Conseil municipal – Extraits de l’intervention de Michel Destot

Sep 28, 2010 | 3e circonscription, Actualités | 0 commentaires

michel_destotJe souhaite que nos échanges de ce soir s’inspirent, sur le fond comme sur la forme, de la conférence des villes organisée la semaine dernière par l’AMGVF et qui a abouti à l’adoption d’un manifeste commun par les 48 villes membres de l’association, villes de gauche, de droite et écologistes.
Le débat de ce soir s’inscrit dans la continuité d’échanges passés, entre élus mais aussi avec les habitants comme tel a été le cas lors du Carrefour de secteur qui s’est tenu récemment à la Villeneuve.
Il y aura bien d’autres échanges devant le Conseil Municipal car il est important que chacun puisse s’exprimer pour alimenter la réflexion collective.

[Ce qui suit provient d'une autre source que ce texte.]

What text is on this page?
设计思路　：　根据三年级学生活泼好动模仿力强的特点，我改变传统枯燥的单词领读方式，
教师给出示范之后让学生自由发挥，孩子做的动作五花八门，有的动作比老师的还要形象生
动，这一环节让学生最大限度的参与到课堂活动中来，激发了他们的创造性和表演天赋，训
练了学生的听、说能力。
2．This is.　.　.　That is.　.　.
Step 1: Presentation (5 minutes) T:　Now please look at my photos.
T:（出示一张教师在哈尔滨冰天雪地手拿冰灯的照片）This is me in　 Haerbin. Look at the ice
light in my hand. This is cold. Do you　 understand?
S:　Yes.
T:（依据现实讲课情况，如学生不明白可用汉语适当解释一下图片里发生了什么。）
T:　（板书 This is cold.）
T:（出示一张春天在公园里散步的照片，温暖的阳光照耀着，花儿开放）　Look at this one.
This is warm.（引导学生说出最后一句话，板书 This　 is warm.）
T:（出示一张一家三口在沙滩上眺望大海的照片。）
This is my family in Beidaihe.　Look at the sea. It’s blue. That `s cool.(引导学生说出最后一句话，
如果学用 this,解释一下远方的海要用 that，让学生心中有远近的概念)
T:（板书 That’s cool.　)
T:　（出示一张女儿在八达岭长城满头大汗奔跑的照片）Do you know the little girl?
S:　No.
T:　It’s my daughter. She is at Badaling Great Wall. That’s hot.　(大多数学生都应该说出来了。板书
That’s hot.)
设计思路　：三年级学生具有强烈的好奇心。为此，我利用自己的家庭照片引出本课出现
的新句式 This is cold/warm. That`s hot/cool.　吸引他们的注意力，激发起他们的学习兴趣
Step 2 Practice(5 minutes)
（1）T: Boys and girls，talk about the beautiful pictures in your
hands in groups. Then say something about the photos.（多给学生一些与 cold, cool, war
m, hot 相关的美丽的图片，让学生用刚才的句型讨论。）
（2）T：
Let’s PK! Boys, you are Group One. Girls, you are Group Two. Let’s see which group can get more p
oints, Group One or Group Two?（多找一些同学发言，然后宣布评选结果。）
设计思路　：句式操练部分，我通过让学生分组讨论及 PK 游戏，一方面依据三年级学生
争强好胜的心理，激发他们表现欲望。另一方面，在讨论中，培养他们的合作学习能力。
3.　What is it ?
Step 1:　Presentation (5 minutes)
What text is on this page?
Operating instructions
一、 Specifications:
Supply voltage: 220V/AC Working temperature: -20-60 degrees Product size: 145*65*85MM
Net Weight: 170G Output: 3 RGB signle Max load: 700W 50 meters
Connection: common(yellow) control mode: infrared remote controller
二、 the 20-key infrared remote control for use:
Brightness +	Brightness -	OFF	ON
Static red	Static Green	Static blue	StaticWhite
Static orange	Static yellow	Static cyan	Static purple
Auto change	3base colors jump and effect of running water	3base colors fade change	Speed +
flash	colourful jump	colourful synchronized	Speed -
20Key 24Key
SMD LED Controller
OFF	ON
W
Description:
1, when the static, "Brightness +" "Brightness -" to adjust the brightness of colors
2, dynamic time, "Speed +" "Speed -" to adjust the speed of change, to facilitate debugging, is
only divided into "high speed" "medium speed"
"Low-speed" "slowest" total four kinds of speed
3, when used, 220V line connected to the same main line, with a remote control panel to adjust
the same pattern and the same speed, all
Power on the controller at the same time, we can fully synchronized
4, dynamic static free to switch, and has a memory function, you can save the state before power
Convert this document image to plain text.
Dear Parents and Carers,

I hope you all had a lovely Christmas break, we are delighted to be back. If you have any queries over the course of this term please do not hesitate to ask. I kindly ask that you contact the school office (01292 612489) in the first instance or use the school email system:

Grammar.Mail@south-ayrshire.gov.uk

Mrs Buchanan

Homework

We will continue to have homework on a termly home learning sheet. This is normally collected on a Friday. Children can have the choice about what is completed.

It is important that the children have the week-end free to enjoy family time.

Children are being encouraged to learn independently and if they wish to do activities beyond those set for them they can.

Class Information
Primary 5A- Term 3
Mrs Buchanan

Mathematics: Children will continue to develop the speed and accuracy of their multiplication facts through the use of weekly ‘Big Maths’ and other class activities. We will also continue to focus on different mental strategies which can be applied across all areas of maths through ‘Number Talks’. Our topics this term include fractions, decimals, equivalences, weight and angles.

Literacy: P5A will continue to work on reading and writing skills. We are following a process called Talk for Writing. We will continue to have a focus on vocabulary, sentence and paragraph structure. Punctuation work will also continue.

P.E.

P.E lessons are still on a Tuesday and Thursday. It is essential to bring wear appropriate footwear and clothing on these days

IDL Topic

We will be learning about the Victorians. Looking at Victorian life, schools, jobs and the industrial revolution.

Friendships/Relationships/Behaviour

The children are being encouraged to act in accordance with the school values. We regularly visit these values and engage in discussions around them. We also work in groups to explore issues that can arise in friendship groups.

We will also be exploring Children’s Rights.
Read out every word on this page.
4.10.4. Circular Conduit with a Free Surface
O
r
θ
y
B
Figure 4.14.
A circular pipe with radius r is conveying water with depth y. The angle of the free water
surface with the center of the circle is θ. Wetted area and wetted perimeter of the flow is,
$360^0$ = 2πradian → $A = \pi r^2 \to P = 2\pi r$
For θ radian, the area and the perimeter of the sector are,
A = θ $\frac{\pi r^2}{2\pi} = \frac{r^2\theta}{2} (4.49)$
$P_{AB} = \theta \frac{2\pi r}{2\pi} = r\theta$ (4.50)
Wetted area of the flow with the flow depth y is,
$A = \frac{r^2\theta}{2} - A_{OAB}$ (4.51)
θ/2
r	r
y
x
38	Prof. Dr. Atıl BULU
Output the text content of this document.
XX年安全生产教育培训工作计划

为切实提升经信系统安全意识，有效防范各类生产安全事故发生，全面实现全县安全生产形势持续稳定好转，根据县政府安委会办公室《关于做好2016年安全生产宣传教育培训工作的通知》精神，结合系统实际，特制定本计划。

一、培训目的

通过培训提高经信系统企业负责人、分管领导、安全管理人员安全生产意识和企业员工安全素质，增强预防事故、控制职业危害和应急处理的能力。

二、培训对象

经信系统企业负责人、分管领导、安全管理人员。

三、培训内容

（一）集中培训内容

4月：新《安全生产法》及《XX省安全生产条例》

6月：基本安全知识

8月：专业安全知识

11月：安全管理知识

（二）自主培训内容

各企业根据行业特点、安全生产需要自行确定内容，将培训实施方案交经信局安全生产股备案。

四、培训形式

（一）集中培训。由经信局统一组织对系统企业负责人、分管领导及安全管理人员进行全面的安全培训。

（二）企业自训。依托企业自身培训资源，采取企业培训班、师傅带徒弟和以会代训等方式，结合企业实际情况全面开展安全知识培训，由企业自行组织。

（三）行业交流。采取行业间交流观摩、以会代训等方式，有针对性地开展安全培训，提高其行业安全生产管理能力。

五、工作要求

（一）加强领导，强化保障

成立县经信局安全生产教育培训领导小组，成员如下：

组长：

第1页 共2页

Nous ne voulions pas venir ce soir avec un plan d’action arrêté ; il nous aurait alors été reproché de ne pas prendre le temps du débat et de l’échange, de ne pas permettre son enrichissement.
Proposer ce soir d’adopter un plan d’action pour la Villeneuve aurait aussi été une nouvelle manifestation de stigmatisation pour le quartier et ses habitants. Les difficultés rencontrées ne sont pas en effet spécifiques à la Villeneuve.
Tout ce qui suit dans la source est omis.